One trouble with that theory is that the Prince did write what could very well have been a suicide note. In Rudolph's final letter to his wife, Stephanie, he bids her adieu and says that only death can save his good name. This could be on account of his shameful illness, though he does not specify the reasons for this statement.
Also, however, during the funeral, the Crown Prince Rudolf's hands were covered by gloves, it was said, to hide defensive wounds that would, for once and for all, explode the suicide/murder theory, and show that Prince Rudolf was the victim of a political assassination.
This incident at Mayerling lost, for Austria-Hungary, the potential for a newly progressive government upon the succession of Prince Rudolph.
It's a mystery that's never been solved.
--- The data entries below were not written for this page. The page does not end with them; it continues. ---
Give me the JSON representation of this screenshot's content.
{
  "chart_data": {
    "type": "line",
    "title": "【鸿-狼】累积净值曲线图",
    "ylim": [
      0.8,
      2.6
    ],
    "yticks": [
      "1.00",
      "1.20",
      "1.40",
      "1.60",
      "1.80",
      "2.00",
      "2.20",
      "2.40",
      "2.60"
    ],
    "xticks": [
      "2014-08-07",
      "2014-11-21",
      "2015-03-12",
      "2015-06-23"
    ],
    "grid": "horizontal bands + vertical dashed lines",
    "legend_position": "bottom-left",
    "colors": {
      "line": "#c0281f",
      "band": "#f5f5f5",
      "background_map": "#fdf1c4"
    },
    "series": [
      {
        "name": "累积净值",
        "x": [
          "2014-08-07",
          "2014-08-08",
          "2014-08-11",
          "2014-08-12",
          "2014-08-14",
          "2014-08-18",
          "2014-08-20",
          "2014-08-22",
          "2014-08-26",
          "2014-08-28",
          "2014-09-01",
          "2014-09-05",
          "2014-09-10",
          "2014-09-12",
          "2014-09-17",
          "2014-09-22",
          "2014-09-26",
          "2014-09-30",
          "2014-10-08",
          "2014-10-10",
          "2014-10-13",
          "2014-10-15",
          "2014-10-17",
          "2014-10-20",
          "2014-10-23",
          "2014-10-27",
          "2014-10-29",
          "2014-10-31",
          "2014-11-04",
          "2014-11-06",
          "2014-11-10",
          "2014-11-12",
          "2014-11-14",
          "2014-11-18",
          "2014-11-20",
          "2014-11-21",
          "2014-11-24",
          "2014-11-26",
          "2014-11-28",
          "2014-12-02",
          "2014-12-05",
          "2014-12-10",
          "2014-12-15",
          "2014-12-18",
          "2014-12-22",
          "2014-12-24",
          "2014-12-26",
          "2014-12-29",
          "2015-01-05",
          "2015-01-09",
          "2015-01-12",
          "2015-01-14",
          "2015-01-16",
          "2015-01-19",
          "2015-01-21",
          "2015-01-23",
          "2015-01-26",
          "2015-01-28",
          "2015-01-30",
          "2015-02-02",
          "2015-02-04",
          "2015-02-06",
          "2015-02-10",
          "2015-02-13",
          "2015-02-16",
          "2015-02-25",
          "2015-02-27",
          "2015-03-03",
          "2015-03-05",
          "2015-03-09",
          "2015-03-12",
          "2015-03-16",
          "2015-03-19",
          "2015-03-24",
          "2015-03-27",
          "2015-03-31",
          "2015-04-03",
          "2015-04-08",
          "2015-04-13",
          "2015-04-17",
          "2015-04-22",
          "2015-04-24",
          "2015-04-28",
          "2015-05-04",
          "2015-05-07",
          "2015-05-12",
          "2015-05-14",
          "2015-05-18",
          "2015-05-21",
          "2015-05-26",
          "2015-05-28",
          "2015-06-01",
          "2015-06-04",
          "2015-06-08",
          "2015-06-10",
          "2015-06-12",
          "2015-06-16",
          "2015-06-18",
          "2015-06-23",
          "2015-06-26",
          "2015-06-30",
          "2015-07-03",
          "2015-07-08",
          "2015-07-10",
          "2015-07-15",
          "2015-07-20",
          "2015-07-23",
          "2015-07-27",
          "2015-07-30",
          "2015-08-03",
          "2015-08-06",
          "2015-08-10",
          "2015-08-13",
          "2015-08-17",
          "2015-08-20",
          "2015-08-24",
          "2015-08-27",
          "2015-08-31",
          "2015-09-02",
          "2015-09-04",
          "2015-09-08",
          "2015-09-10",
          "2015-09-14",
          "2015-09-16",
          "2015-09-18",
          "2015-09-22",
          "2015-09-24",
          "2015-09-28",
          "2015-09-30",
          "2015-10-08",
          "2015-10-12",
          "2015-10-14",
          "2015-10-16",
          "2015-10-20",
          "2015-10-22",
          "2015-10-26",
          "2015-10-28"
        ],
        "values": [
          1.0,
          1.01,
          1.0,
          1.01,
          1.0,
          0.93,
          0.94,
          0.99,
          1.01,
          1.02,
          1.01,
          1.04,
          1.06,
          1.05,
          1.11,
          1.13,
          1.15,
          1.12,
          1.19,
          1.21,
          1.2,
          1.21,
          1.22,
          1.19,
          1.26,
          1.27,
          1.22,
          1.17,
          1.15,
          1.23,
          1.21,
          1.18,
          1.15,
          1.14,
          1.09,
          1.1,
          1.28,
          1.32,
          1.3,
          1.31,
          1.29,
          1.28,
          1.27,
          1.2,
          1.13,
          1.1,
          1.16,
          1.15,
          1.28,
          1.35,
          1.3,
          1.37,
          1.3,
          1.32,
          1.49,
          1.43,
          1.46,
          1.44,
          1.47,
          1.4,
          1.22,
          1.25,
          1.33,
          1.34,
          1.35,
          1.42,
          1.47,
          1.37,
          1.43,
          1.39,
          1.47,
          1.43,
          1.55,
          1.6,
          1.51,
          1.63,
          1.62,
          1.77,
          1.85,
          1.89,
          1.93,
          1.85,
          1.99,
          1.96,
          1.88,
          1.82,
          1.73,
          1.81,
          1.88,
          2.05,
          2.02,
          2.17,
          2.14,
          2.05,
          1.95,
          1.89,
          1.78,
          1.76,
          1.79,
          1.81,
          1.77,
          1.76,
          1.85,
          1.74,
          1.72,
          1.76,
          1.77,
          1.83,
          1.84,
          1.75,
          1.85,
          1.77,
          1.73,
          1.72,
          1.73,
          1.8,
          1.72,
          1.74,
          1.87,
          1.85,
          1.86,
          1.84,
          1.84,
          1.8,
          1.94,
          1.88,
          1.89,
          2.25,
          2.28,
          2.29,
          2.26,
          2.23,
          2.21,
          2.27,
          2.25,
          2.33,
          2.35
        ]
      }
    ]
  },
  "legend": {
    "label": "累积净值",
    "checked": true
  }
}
A fascinating murder mystery.
And one thing...this Crown Prince Rudolf, with all his wealth, his position, his power...surrounded always by beautiful things, indulged in every desire, still, was, possibly, probably even, a man who killed his lover then himself. He was even less happy than the majority of us, with the stress and hurry of our modern lives, and not surrounded by beautiful things, or possessed of royal blood.
The incident at Mayerling closed his chapter for good and changed the course of European history.